The Russian turned and contemplated him without expression. “There was fuckup.” After seeming to think about it, he took a running step and kicked him full in the groin. Turner screamed, fell over sideways with the chair, and began retching onto the newspapers. “Now is good time to share,” Sergei suggested.
“But I don’t know where they are! I thought you had them! Had
him!
Colin!”
Sergei nodded unhappily. “Volodya!”
Turner’s thoughts began to coast, and he fainted.
When he came to, the chair, and he in it, had been hauled upright again. Music issued from large speakers—Sinéad O’Connor singing “You Do Something to Me”—and Volodya was affixing one of the ceiling hooks to the back of the chair.
“You are reader, Turner?” Sergei had pulled the easy chair into the center of the room and sat facing Turner, holding in his lap a slim book lavishly bound in leather. There was a glass of water on the floor beside him. “Pushkin, maybe?”
“Pushkin.” Turner was trying desperately to see over his shoulder. The hook, though blunt, was large, poking him in the back.
“This very beautiful edition of Pushkin, original Russian, we find in your assistant’s apartment,” Sergei continued. “The
Queen of Spades
. You are familiar?”
“No. I mean, yes, I knew she had it. A client gave it to her. But neither of us reads Russian.” Volodya, the hook in place, had again escaped Turner’s line of sight.
“Pity.” Sergei opened the book and at the same moment seemed to fall rapidly away, diminishing to barely half his previous size. To his intense dismay, Turner found himself suspended, still manacled to the chair, several feet off the floor. “Is famous book. Tchaikovsky made opera. You want to hear?”
The forward tilt of the chair, hanging nearly motionless from the ceiling, caused the handcuffs to dig hard into Turner’s wrists. “Anything!” he cried. “Please. Just let me down!” Volodya could be heard in back, rattling through hardware and cursing.
“Plot summary only,” said Sergei, “since you are non-Russian speaker.” He leafed through the book, then looked up pleasantly at Turner as if
happy to have his company. After a moment of comradely inspection, he returned to the text. “Okay. Ordinary guy, works hard, saves money, is good citizen like you. Then one day he hears about certain countess—ugly old whore with shitty temper, but also most desirable gift. She can predict, in game of faro, three consecutive cards dealer will lay down. Or so local gossip says.” He paused. “Tell me, you know that Thierry Colin is compulsive gambler?”

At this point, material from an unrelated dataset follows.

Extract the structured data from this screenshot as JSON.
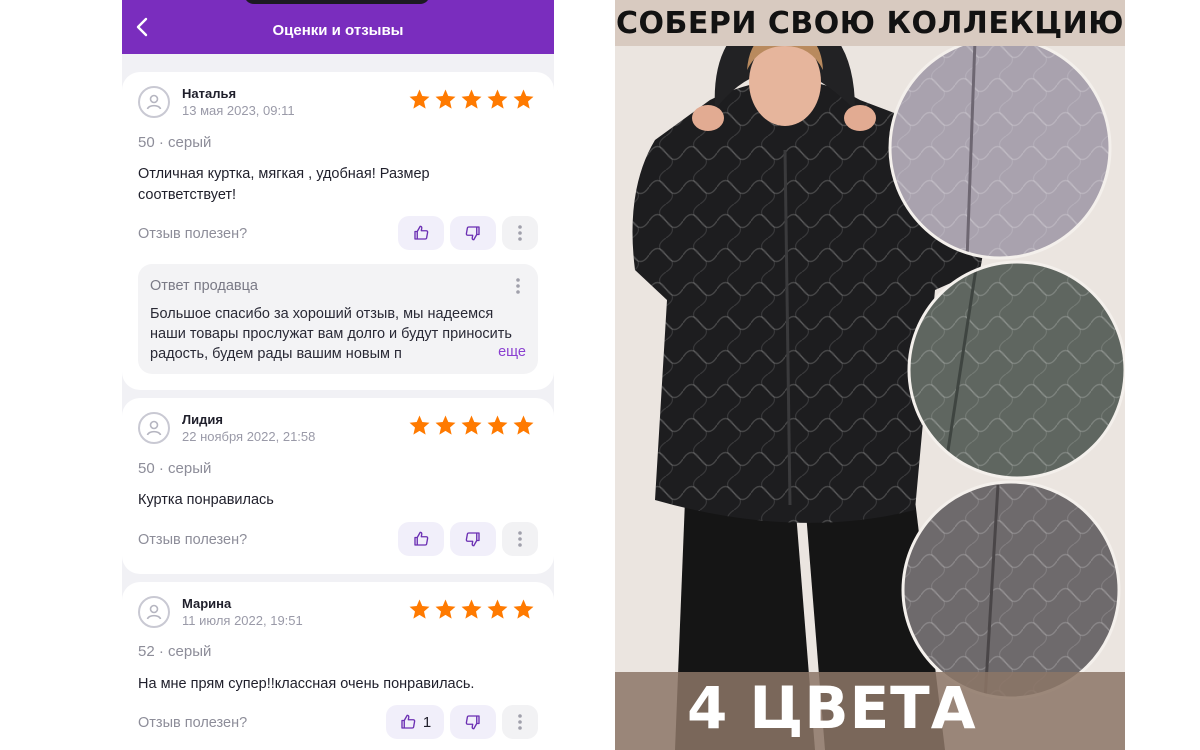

“No,” replied Turner. He yawned convulsively.
“So this bastard decides to find out countess’s secret. Charms her granddaughter, gets into house, hides in bedroom, and waits for this old bitch to get home from ball. She comes back, he shows himself. Too bad for him, she dies of fright without telling him secret. Nice touch, no?”
Turner wracked his brains for something he could say that would make this whole scene go away. Possibly it wasn’t real.
“Guy feels guilty, goes to countess funeral, despite deceiving granddaughter before, et cetera. But when praying over corpse, he is shocked: countess winks at him. Scared shitless, right? Yet that night he has dream in which countess tells him three cards to play: three, seven, ace. Just like that, one a night, then never again.”
Volodya reappeared carrying a red metal cylinder. The music was very loud.
“First night, guy bets on three and wins. Second night, he bets on seven and wins. Third night, puts all his winnings down on ace.”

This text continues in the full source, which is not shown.